We all have found out that our chronic illnesses not only affect us, but our spouses and children as well. When just one person in the household is sick, the entire family suffers. In our house, both my husband and I are chronically ill so our son has been hit with a double whammy. I have discussed before on here the fact that I often feel guilty because I can’t physically do for him all of the things I would like and neither can my husband. But this is all our son has ever known so he doesn’t really know what he’s missing. It’s not as though we were healthy and then suddenly became ill. We both have been like this since before he was born. It still doesn’t help me feel less guilty, however.
In our household, we do give our son chores: he has to make his bed everyday, keep his room picked up and he puts away his own laundry. When I am having really bad days he will help me put things away and throw things out so that I don’t have to get up from lying down. If he does his chores without me having to harp on him too much, then he gets a small allowance each week. As he gets older, he will get additional chores and he will be expected to help with the lawn and helping his father take care of the outside duties.
But I don’t believe that children of sick parents should carry the majority of the load around the house. I think children should be allowed to be children and I could never put such a huge load on my son because I can’t do a lot of things. It’s not his fault, he didn’t sign up for any of this and, in my opinion, it would be like punishing him for my illness. That’s just my opinion, so please don’t anyone get offended (and no nasty emails, please!). Everyone has to do what is best for their own family and for some families maybe this works but for ours it doesn’t. My husband and I both agree that what we are not able to do on our own we will hire someone to do. If our son is still living here while he’s going to college or for a while as an adult then he will be responsible for a lot, and he will have to help with the bills. But right now he is a child and I feel he suffers enough by not having siblings his own age to play with and by not having healthy parents to play with him.
Our son is the type who likes to help, he wants to help and I do teach him things and let him help. I am very proud of the fact that he is mature and thinks about his mom and dad and not only himself. It makes me feel good to know that we are doing something right with him and that he is learning now what will one day make him a great man. But if he were to say to me, “Mom, I want to do all of the laundry, do all of the dusting and vacuuming so you don’t have to and so you can rest”, I would not let him do it – not at this age. I would let him help me and I would be working along side of him, but I could not lie on the couch or in bed knowing my 7-year-old is picking up the slack. I wouldn’t allow it and my husband wouldn’t either.
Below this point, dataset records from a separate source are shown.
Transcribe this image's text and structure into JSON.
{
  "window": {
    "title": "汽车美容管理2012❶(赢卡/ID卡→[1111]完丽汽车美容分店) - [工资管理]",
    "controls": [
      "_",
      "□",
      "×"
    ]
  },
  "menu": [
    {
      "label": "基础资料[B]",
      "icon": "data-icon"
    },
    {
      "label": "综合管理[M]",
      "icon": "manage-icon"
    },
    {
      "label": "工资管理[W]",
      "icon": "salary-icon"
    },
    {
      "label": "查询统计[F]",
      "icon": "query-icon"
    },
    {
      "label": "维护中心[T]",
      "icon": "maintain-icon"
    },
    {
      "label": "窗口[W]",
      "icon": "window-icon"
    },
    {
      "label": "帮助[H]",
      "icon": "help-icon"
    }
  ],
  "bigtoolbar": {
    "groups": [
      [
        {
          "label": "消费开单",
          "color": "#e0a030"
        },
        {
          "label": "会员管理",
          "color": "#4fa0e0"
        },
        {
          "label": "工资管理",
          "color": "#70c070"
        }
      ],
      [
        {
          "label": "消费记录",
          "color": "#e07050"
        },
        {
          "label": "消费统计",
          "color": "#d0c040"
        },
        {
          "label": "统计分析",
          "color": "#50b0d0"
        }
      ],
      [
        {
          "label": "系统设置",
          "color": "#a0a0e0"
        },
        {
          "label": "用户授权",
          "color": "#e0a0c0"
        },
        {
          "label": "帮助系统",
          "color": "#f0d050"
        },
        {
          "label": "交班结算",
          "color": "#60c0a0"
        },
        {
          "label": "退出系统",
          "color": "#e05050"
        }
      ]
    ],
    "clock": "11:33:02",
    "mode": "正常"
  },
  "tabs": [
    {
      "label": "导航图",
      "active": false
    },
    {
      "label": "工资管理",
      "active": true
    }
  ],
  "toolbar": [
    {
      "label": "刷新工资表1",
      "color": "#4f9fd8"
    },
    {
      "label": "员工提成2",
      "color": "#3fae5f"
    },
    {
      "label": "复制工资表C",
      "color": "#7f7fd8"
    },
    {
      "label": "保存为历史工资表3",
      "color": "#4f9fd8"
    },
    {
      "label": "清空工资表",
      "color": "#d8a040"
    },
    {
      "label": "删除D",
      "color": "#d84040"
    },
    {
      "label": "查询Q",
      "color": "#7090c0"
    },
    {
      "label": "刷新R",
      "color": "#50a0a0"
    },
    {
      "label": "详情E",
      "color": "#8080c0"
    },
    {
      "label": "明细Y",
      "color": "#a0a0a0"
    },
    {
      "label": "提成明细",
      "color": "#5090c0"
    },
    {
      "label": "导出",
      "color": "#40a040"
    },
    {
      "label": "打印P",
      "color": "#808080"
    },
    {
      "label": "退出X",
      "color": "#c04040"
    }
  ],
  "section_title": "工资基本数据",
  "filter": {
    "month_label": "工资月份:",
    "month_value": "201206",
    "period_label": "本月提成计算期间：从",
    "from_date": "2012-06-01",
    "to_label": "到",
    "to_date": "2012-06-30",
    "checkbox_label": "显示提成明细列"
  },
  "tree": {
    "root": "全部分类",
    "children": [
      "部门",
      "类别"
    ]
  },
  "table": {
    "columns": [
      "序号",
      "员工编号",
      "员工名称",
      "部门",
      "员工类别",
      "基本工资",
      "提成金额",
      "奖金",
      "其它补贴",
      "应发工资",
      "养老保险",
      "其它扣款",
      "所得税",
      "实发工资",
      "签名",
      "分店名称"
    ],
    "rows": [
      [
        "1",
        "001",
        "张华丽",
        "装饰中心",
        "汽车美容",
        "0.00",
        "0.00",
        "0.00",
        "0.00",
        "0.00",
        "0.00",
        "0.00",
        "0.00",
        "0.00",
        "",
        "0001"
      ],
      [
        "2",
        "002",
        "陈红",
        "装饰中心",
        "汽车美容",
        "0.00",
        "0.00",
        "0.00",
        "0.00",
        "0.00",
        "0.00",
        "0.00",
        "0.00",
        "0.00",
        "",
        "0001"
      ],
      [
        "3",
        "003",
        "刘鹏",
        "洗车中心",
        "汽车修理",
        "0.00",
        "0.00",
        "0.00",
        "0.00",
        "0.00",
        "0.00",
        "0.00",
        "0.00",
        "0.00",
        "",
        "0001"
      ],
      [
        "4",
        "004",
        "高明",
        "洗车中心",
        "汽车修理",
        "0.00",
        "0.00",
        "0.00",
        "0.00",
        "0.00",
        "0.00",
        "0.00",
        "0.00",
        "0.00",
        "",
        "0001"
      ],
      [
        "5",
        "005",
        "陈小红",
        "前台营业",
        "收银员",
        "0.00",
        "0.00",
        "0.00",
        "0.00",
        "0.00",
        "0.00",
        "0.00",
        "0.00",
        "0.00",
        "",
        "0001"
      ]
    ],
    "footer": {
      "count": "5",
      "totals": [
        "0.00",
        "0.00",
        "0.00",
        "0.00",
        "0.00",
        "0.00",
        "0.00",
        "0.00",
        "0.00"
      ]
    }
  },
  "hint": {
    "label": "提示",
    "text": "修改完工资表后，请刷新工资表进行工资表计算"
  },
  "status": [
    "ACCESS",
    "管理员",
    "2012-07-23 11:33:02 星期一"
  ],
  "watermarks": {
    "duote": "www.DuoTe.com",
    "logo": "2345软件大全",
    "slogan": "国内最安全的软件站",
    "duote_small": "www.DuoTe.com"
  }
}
Their childhood goes by too quickly as it is. I don’t want his memories to be that his whole childhood was spent taking care of sick parents. What are your thoughts? Do any of you share my feelings?
Nancy says
Sandy, You have an excellent sense of balance with the expectations of your son. I guess if there is a silver lining to both of you having a chronic illness, it is that you are fostering self-esteem and confidence in your son’s ability to be a helping member of the family, without burdening him with unreasonable tasks. Sometimes I think the attribute of “guilt” just goes with the territory of being a Mom. Perhaps not everyone, but I know even in my more healthy years when my sons were much younger than they are now, I was always evaluating how good of a Mom I was or was not being to them both. I had exceedingly high expectations of myself. All in all, my motives and actions were of a Mom who wanted to raise well-rounded, self-motivated, confident young men, and after alot of work (it is the hardest job out there with an endless job description), at this point they are doing well. That does not mean obstacles and difficulties won’t cross their paths; in fact, because of some of the challenging situations they have faced, they see what they are truly capable of doing and thinking for themselves. We provide the foundation for them to be the people they are meant to become. You’re doing a great job.
Sandy Robinson says
Thanks, Nancy. I appreciate that. There isn’t any area of my life where my perfectionistic tendencies don’t creep in, I guess. I have seen people whose children have had to grow up so early and in all of those situations it wasn’t necessary for it to be that way.